Member of the Parliament of the Brussels-Capital Region
- Incumbent
- Assumed office 2019

Personal details
- Born: 6 November 1989 (age 35) Kortrijk, Belgium
- Political party: New Flemish Alliance

= Gilles Verstraeten =

Belgian politician

Gilles Verstraeten (born 6 November 1989) is a Belgian lawyer, political commentator and politician. Since 2019, he has served as a member of the Parliament of the Brussels-Capital Region for the New Flemish Alliance (N-VA) party.

Verstraeten studied law at KU Leuven and Vrije Universiteit Brussel before graduating in 2013. He worked in the European Parliament as a personal assistant to British Conservative Party MEP Daniel Hannan and was a director for the Open Europe think tank and the Students for Liberty group. He is also chairman of the N-VA section of the municipality of Anderlecht and vice-chairman of the Brussels section of the Jong N-VA. Politically, Verstraeten has described himself as a conservative and a classical liberal.
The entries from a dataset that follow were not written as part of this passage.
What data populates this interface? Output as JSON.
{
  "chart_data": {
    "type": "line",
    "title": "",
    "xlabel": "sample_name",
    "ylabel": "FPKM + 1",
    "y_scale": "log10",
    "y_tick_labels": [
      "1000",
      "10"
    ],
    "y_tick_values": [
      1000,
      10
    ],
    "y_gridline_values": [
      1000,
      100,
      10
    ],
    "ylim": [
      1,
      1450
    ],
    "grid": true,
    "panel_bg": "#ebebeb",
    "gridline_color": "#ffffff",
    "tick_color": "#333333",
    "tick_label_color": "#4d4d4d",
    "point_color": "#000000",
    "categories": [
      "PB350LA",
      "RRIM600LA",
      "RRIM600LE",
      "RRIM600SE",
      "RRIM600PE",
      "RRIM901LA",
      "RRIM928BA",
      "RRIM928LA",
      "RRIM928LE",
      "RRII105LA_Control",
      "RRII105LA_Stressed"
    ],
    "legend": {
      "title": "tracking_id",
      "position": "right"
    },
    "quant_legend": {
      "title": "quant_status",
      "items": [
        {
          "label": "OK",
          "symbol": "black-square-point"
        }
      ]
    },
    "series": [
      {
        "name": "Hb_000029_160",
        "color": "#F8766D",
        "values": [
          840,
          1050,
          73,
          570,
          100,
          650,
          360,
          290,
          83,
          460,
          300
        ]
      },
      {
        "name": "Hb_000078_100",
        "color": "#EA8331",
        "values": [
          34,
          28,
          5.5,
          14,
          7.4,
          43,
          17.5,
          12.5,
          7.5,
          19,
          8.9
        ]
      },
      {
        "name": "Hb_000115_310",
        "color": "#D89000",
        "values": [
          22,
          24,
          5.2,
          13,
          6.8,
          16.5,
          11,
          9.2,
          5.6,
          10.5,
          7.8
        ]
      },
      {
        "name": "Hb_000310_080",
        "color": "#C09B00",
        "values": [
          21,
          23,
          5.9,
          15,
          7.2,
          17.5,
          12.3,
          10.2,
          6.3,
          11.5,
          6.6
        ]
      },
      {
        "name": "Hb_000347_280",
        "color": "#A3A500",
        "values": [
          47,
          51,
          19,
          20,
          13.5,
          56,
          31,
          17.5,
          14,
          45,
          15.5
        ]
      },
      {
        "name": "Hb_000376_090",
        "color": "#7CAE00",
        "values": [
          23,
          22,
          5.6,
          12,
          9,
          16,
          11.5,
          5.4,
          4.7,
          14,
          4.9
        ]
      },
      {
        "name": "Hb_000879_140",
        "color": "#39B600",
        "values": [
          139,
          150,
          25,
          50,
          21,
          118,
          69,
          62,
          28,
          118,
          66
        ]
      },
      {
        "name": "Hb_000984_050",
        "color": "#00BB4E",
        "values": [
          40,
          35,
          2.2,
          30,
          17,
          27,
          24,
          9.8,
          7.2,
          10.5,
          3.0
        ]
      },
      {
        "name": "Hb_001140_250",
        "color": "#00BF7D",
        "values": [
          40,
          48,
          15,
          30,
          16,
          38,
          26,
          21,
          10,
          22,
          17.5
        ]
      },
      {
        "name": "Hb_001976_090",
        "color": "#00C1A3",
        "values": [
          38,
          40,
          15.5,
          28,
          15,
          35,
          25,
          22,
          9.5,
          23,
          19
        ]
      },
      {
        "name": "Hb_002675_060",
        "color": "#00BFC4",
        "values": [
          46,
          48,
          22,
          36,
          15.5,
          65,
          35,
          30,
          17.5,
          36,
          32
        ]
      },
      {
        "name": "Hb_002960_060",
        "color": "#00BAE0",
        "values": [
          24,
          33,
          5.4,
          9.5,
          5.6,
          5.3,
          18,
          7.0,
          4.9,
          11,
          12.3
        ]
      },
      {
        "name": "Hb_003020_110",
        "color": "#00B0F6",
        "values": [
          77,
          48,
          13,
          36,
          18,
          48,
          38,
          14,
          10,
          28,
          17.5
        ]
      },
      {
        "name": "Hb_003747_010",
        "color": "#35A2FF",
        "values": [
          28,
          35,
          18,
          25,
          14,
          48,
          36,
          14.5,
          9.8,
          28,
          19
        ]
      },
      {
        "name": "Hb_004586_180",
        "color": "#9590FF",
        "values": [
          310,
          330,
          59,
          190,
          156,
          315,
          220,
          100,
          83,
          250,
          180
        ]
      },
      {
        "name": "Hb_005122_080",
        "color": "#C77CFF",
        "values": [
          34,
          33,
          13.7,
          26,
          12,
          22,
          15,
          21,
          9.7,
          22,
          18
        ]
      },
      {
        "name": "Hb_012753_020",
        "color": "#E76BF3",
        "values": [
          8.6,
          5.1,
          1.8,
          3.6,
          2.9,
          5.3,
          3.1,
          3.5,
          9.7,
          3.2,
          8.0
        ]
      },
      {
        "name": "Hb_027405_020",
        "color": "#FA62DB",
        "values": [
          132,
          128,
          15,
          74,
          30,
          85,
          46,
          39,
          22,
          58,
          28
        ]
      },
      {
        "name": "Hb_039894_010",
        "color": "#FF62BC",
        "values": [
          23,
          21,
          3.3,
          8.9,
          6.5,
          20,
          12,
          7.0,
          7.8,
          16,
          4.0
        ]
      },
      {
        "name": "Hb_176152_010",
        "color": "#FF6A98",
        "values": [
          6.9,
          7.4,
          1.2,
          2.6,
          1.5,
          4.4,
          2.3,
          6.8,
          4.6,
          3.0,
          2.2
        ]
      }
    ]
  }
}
He stated that he chose to become active in the N-VA as he felt the other main Flemish conservative liberal party the Open VLD had moved too far to the left.

In 2019, he was third on the N-VA list for the Brussels-Capital Region and was elected to the Brussels Parliament where he focuses on matters related to social affairs, integration, education, LGBT issues and the economy. He is also a municipal councilor in Anderlecht.